Inquiry on SDR mean and median on MUSDB/test

f90 / Wave-U-Net

Implementation of the Wave-U-Net for audio source separation

MIT License

824 stars 177 forks source link

Inquiry on SDR mean and median on MUSDB/test #44

Closed SibingWu closed 4 years ago

SibingWu commented 4 years ago

When running the provided pre-trained model on musdb, i.e. call compute_mean_metrics, the SDR result on musdb/test is "acc_median: -15.40719 acc_mean: -15.94557 voc_median: -18.48437 voc_mean: -19.03658" while SDR result on musdb/train is "train：acc_median: 3.91334 acc_mean: 4.07193 voc_median: 7.46886 voc_mean: 28.05654"

I wonder why the result SDR on musdb test dataset is so strange which obviously does not match what is stated in github "M5-HighSR is our best vocal separator, reaching a median (mean) vocal/acc SDR of 4.95 (1.01) and 11.16 (12.87), respectively.".

f90 commented 4 years ago

These numbers look like something went really really wrong somewhere. Did you listen to the results? Also check that you are using the correct versions of the libraries and Python etc., e.g. Tensorflow in 1.8 version.

SibingWu commented 4 years ago

These numbers look like something went really really wrong somewhere. Did you listen to the results? Also check that you are using the correct versions of the libraries and Python etc., e.g. Tensorflow in 1.8 version.

I wonder which dataset is the one your provided result refers to? Is it musdb/train or musdb/test?
Furthermore, I wonder how you called compute_mean_metrics to generate the result? I ask this just want to make sure that I have called it properly. It seems that this function is only called in Plot.py but there seems no calling of the functions in Plot.py.
In fact when running the pretrained model on musdb, there exists some negative value for SDR. Is this normal?

Thank you so much for your help!

f90 commented 4 years ago

The results refer to MUSDB Test partition.
The evaluation function from the museval is called within the predict function in Evaluate.py during the final evaluation, which generates the SDR etc. values and puts them into the specified output folder. That's why later on for results analysis, you can just read those files and average the computed SDRs in Plot.py.
Some SDR values can be negative, this is normal (although it indicates bad separation), since it is computed based on a log(x) where x is some ratio between signal energies, so if that ratio is below 1, you will get a negative value.

As I said, to fix your bug I would try to listen to the results/look at the waveform outputs first to get an idea of what could have gone wrong during evaluation.

SibingWu commented 4 years ago

1. The results refer to MUSDB Test partition.

2. The evaluation function from the museval is called within the `predict` function in `Evaluate.py` during the final evaluation, which generates the SDR etc. values and puts them into the specified output folder. That's why later on for results analysis, you can just read those files and average the computed SDRs in `Plot.py`.
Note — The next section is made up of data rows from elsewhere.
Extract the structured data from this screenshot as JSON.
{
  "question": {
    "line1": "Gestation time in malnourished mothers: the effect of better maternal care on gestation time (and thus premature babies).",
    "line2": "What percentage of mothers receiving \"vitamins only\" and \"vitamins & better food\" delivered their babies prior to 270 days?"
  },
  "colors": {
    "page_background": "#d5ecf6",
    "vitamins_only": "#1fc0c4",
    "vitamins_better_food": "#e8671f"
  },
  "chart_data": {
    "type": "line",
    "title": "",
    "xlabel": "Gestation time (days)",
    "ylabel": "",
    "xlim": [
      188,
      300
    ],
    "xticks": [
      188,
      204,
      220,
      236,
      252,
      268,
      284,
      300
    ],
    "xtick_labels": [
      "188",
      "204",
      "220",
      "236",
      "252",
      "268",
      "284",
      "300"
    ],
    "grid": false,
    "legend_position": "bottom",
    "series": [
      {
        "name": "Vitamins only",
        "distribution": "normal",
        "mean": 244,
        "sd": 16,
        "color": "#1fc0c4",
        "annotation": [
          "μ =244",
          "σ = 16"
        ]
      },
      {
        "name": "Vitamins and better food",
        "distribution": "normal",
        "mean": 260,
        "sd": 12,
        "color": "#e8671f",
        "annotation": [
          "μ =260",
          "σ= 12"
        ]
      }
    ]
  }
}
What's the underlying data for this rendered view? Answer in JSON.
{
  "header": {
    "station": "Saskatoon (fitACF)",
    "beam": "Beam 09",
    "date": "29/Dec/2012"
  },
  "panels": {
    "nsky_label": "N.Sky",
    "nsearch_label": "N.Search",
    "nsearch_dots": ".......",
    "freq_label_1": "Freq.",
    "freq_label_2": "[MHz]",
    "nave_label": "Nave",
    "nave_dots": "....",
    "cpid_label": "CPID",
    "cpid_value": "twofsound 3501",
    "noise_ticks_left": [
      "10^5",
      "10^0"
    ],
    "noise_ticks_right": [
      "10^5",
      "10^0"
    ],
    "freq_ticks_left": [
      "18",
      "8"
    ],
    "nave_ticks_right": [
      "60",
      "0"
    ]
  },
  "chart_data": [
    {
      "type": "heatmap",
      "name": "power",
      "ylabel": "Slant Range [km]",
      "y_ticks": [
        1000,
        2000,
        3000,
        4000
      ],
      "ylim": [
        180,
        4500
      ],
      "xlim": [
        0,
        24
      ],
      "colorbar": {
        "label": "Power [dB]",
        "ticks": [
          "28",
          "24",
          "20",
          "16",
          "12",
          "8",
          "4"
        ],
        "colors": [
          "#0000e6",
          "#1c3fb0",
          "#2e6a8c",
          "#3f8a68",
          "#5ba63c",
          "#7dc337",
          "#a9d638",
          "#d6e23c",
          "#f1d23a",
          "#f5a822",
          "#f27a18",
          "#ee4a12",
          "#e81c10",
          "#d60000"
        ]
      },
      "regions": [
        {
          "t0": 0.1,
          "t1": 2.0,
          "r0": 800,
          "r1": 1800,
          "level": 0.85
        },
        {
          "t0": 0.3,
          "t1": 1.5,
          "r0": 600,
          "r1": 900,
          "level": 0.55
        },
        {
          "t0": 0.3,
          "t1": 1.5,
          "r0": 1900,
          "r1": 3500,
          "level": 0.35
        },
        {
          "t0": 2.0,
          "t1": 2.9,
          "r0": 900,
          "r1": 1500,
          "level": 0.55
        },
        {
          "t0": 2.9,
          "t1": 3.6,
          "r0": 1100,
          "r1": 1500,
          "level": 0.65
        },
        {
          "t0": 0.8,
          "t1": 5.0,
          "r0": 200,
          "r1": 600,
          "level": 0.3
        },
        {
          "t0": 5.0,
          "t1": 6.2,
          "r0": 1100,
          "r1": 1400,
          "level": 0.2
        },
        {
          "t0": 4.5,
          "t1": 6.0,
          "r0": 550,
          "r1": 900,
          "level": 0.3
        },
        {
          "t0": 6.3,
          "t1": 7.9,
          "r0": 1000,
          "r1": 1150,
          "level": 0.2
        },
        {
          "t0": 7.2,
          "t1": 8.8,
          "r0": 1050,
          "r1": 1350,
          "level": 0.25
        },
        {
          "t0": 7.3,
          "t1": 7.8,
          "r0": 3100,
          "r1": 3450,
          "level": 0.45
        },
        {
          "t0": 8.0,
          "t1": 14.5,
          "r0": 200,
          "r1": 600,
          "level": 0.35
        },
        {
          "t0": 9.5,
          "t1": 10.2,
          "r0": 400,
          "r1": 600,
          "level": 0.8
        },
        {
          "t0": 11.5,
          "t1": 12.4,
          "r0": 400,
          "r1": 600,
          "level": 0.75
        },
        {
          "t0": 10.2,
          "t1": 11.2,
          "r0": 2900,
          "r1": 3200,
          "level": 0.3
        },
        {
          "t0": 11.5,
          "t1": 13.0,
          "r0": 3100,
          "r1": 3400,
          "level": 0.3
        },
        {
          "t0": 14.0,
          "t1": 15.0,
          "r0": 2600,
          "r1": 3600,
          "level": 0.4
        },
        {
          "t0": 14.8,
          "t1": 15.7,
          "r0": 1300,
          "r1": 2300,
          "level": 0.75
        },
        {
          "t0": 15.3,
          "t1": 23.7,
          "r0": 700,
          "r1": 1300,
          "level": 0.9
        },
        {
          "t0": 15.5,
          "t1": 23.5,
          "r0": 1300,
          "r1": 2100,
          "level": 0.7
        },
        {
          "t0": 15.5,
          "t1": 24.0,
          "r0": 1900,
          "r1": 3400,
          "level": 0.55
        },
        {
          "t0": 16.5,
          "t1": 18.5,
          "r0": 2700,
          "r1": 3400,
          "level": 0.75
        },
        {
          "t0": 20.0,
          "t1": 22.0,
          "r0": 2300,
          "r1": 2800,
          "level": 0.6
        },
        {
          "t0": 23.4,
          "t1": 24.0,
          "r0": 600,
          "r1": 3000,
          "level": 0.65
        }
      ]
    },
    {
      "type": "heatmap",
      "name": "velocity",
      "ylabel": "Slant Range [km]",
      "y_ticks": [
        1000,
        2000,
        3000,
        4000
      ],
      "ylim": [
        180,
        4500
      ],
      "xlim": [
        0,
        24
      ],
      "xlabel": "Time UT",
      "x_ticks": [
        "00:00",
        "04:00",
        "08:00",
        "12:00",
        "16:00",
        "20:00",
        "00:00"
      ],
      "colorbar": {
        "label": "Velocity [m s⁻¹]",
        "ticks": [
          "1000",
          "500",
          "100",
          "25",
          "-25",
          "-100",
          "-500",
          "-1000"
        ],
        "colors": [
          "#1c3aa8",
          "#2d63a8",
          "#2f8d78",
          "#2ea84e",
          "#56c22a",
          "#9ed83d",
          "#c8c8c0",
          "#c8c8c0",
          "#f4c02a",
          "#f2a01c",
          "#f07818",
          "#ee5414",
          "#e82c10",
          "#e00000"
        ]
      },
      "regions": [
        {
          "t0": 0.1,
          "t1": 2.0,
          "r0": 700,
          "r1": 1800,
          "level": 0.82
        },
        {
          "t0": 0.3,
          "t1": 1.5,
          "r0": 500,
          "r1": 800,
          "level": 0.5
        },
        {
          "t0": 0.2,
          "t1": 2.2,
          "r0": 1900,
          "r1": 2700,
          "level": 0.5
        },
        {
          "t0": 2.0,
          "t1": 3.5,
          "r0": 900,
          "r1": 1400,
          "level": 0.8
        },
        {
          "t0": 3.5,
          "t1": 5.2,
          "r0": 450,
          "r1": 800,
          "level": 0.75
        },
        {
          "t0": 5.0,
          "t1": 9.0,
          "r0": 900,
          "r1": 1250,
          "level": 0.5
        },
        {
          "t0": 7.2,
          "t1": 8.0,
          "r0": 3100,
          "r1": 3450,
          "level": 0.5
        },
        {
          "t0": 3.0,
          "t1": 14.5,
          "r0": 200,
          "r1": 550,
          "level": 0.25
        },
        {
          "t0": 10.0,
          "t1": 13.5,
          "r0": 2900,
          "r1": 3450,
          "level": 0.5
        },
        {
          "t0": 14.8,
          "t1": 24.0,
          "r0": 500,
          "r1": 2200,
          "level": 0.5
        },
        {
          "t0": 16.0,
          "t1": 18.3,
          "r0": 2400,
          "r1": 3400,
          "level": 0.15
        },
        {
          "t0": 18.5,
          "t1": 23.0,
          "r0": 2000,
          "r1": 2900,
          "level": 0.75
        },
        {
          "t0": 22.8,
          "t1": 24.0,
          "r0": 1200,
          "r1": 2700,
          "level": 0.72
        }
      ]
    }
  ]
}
3. Some SDR values can be negative, this is normal (although it indicates bad separation), since it is computed based on a `log(x)` where `x` is some ratio between signal energies, so if that ratio is below 1, you will get a negative value.

As I said, to fix your bug I would try to listen to the results/look at the waveform outputs first to get an idea of what could have gone wrong during evaluation.

I managed to fix it successfully. Thank you very much for your help!